После Гейл преувеличенно медленно выключает карту, убирает Голо обратно в карман и долго, очень долго не решается посмотреть мне в глаза. А когда наши взгляды встречаются, я уже безоговорочно верю ему. Верю, потому что знаю ответ на мучивший меня вопрос «почему?».
— Я должен был вызваться добровольцем тогда, на Жатве. Отправиться на Игры с тобой вместо Пита. Ведь это я — твой напарник. Выдвигаемся на рассвете, Кискисс. Надо выследить и убить одного старого змея.
========== Глава 22. Малодушная ==========
Гнев. Мы быстро идем по улицам Капитолия, вздрагивая от шорохов и нервно оглядываясь на каждом шагу. Еще недавно величественный в красоте и роскоши, теперь город разрушен, а его залитые кровью останки охвачены пламенем. Слева что-то взрывается, справа полыхают пожары. Сзади доносятся крики, а впереди, на стене когда-то жилого дома, красуется изображение сойки-пересмешницы.
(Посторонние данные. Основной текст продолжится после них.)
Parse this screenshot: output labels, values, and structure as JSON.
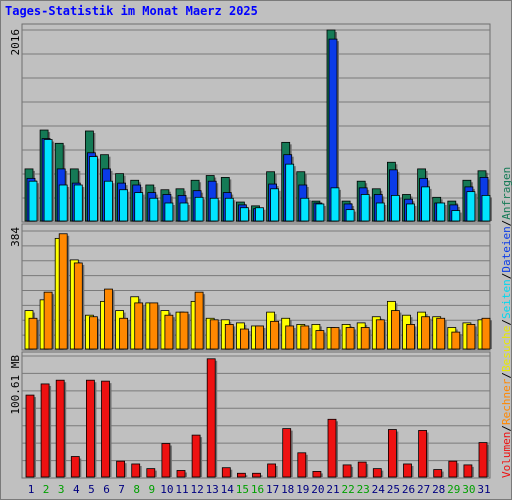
{
  "title": "Tages-Statistik im Monat Maerz 2025",
  "colors": {
    "anfragen": "#157a56",
    "dateien": "#0a3be8",
    "seiten": "#00e4ff",
    "besuche": "#ffff00",
    "rechner": "#ff8800",
    "volumen": "#ee1111",
    "weekday_label": "#000080",
    "weekend_label": "#00a000"
  },
  "legend_right": {
    "anfragen": "Anfragen",
    "dateien": "Dateien",
    "seiten": "Seiten",
    "besuche": "Besuche",
    "rechner": "Rechner",
    "volumen": "Volumen",
    "sep": "/"
  },
  "chart_data": [
    {
      "type": "bar",
      "name": "hits",
      "ymax_label": "2016",
      "ylim": [
        0,
        2016
      ],
      "categories": [
        "1",
        "2",
        "3",
        "4",
        "5",
        "6",
        "7",
        "8",
        "9",
        "10",
        "11",
        "12",
        "13",
        "14",
        "15",
        "16",
        "17",
        "18",
        "19",
        "20",
        "21",
        "22",
        "23",
        "24",
        "25",
        "26",
        "27",
        "28",
        "29",
        "30",
        "31"
      ],
      "weekend": [
        false,
        true,
        true,
        false,
        false,
        false,
        false,
        true,
        true,
        false,
        false,
        false,
        false,
        false,
        true,
        true,
        false,
        false,
        false,
        false,
        false,
        true,
        true,
        false,
        false,
        false,
        false,
        false,
        true,
        true,
        false
      ],
      "series": [
        {
          "name": "Anfragen",
          "values": [
            550,
            960,
            820,
            550,
            950,
            700,
            500,
            430,
            380,
            330,
            340,
            430,
            480,
            460,
            200,
            160,
            520,
            830,
            520,
            210,
            2016,
            210,
            420,
            340,
            620,
            280,
            550,
            250,
            210,
            430,
            530
          ]
        },
        {
          "name": "Dateien",
          "values": [
            450,
            870,
            550,
            400,
            720,
            550,
            400,
            380,
            300,
            280,
            270,
            320,
            420,
            300,
            170,
            130,
            390,
            700,
            380,
            190,
            1920,
            180,
            350,
            280,
            540,
            230,
            450,
            190,
            170,
            360,
            460
          ]
        },
        {
          "name": "Seiten",
          "values": [
            420,
            860,
            380,
            380,
            680,
            420,
            330,
            300,
            240,
            190,
            190,
            250,
            240,
            240,
            140,
            140,
            340,
            600,
            240,
            180,
            350,
            120,
            280,
            190,
            270,
            180,
            360,
            190,
            110,
            310,
            270
          ]
        }
      ]
    },
    {
      "type": "bar",
      "name": "visits",
      "ymax_label": "384",
      "ylim": [
        0,
        384
      ],
      "categories": [
        "1",
        "2",
        "3",
        "4",
        "5",
        "6",
        "7",
        "8",
        "9",
        "10",
        "11",
        "12",
        "13",
        "14",
        "15",
        "16",
        "17",
        "18",
        "19",
        "20",
        "21",
        "22",
        "23",
        "24",
        "25",
        "26",
        "27",
        "28",
        "29",
        "30",
        "31"
      ],
      "series": [
        {
          "name": "Besuche",
          "values": [
            125,
            160,
            360,
            290,
            110,
            155,
            125,
            170,
            150,
            125,
            120,
            155,
            100,
            95,
            85,
            75,
            120,
            100,
            80,
            80,
            70,
            80,
            85,
            105,
            155,
            110,
            120,
            105,
            70,
            85,
            95
          ]
        },
        {
          "name": "Rechner",
          "values": [
            100,
            185,
            375,
            280,
            105,
            195,
            100,
            150,
            150,
            110,
            120,
            185,
            95,
            80,
            65,
            75,
            90,
            75,
            75,
            60,
            70,
            70,
            70,
            95,
            125,
            80,
            105,
            100,
            55,
            80,
            100
          ]
        }
      ]
    },
    {
      "type": "bar",
      "name": "volume",
      "ymax_label": "100.61 MB",
      "ylim": [
        0,
        130
      ],
      "categories": [
        "1",
        "2",
        "3",
        "4",
        "5",
        "6",
        "7",
        "8",
        "9",
        "10",
        "11",
        "12",
        "13",
        "14",
        "15",
        "16",
        "17",
        "18",
        "19",
        "20",
        "21",
        "22",
        "23",
        "24",
        "25",
        "26",
        "27",
        "28",
        "29",
        "30",
        "31"
      ],
      "series": [
        {
          "name": "Volumen",
          "values": [
            88,
            100,
            104,
            22,
            104,
            103,
            17,
            14,
            9,
            36,
            7,
            45,
            127,
            10,
            4,
            4,
            14,
            52,
            26,
            6,
            62,
            13,
            16,
            9,
            51,
            14,
            50,
            8,
            17,
            13,
            37
          ]
        }
      ]
    }
  ]
}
Сноу сделал из столицы Панема Арену и отдал ее нам на растерзание. Щедрый подарок. Мне, знавшей этот город совсем другим, даже немного жаль его. Он, как и мы, не заслужил подобной участи. Но это все неважно, ведь жестокая и ненасытная публика требует зрелищ.
Налево, направо, налево, прямо, по кругу и снова направо. Но не назад, нет. Об этом никто не знает, но мы — авангард наступления. Иногда на другой стороне дороге нам встречаются другие повстанцы — поодиночке и целые отряды, но мы стараемся держаться в стороне от остальных и, скрывшись за вздымающимися в небо черными столбами дыма, никем
не замеченные, бесшумно ускользаем в ближайший переулок.Решительные, мы идем по улицам Капитолия, поминутно сверяясь с картой. Разноцветные огоньки голограммы издевательски подмигивают нам, словно смеются над нашим бессилием, над тем, что мы и шагу не может ступить без страха быть растерзанными переродком, или изрешеченными пулями, или разорванными взрывом. Стаи соек-пересмешниц кружат в сумрачном небе над нами. Они кричат голосами матери, и Примроуз, и Пита, и Хейзел, и маленького Рори, но им больше меня не обмануть. Птицы чуть снижаются и сгущаются вокруг меня черным вихрем. Когда шум становится невыносимым, я выхватываю из колчана стрелу и не целясь стреляю в самый центр стаи. А ночью мне снится Прим. Живая, живая, живая.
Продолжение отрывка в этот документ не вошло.